Last year was the warmest on record in California, its driest spell for more than 400 years but a new study says that’s nothing compared to what’s in store.
In a paper, published by the journal Science Advances, researchers from Nasa and Columbia and Cornell universities warn that a vast swathe of the US, including the south-west states and the central plains, may face unprecedented drought conditions, unseen in the past 1,000 years.
In about 35 years, the region’s millennia-long natural cycle of droughts and occasional rainfall is likely to bring an end to the relative dampness of the last century. The effects of that drying, the scientists warn, would be exacerbated by the climate change.
“Nearly every year is going to be dry toward the end of the 21st century,” said Ben Cook from Nasa’s Goddard Institute for Space Studies.
The longer period of dry conditions could devastate the US’s agriculture, decimating both crops and cattle herds, creating huge food shortage and sending food prices sky-rocketing, he said.
The impact of it would be felt by more than 60 million people from San Diego to San Antonio and from Oakland to Omaha, who depend on fast depleting water resources, he cautioned. It would be more pronouced in desert cities such as Las Vegas and Phoenix.
The region experienced similar drought in the 14th century called the “Medieval Climate Anomaly” that led to the demise of some early civilizations in the Americas. The next phase may begin in 2050 and last for over five decades, they said.
Dr Jason Smerdon, a climate scientist at Columbia University’s Lamont-Doherty Earth Observatory and co-author of the study, said: “We are the first to do this kind of quantitative comparison between the projections and the distant past, and the story is a bit bleak.”
The mega-drought would affect Nevada, Utah, Colorado, New Mexico, Texas, Oklahoma, Kansas, Nebraska, South Dakota, Iowa, Minnesota, Missouri, Arkansas and Louisiana.
The study was based on the rate of rising emissions and on complex climate simulations produced by 17 different computer models, which all broadly agreed on the results.
Ben Cook said, “The droughts people do know about, like the 1930s ‘dustbowl’ or the 1950s drought or even the ongoing drought in California and the south-west today – these are all naturally occurring droughts that are expected to last only a few years or perhaps a decade.
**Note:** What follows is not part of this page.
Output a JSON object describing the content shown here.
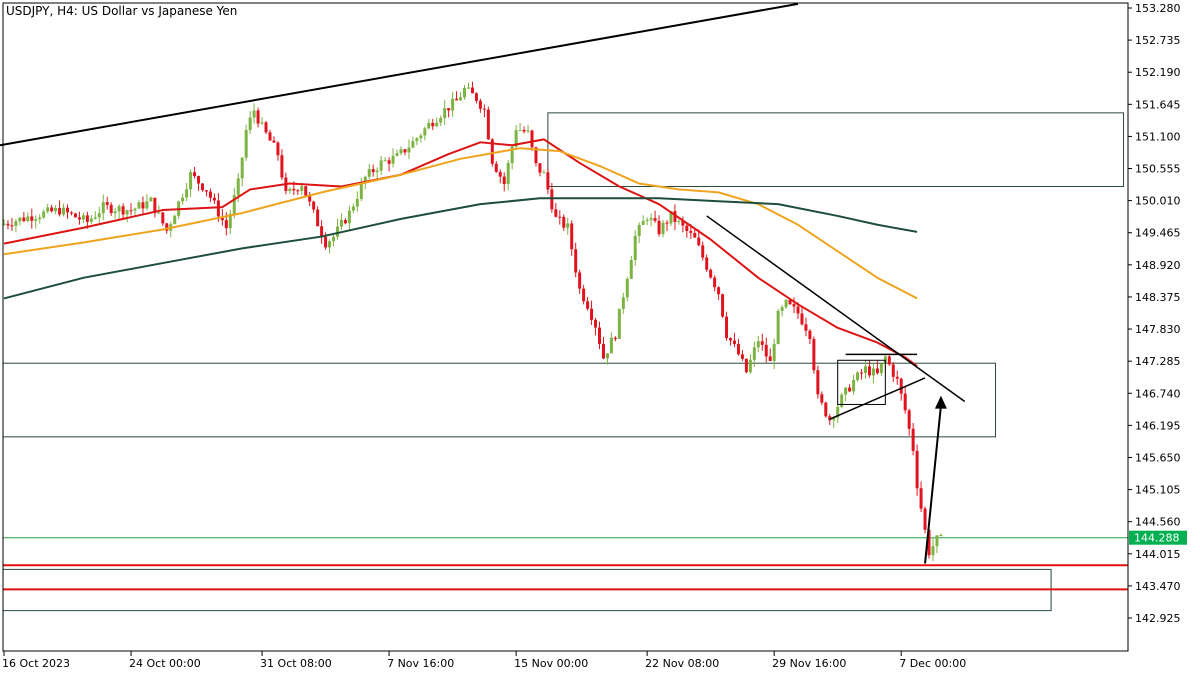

Imagine instead the current California drought going on for another 20 years.”
Cook and Smerdon’s co-author Toby Ault, from the Department of Earth and Atmospheric Sciences at Cornell, said climate change would be the main cause behind such a mega-drought.
Presenting the findings during the annual American Association for the Advancement of Science (AAAS) conference in San Jose, California, Ault said: “We’re not necessarily locked into these high levels of mega-drought risk, if we take actions to slow the effects of rising greenhouse gases on global temperatures.”
Perhaps, the recently sent DSCOVR satellite should provide more indepth data about the possibility of the mega-drought now.
For several months, California has been in a state of “exceptional drought.” The state’s usually verdant Central Valley produces one-sixth of the U.S.’s crops.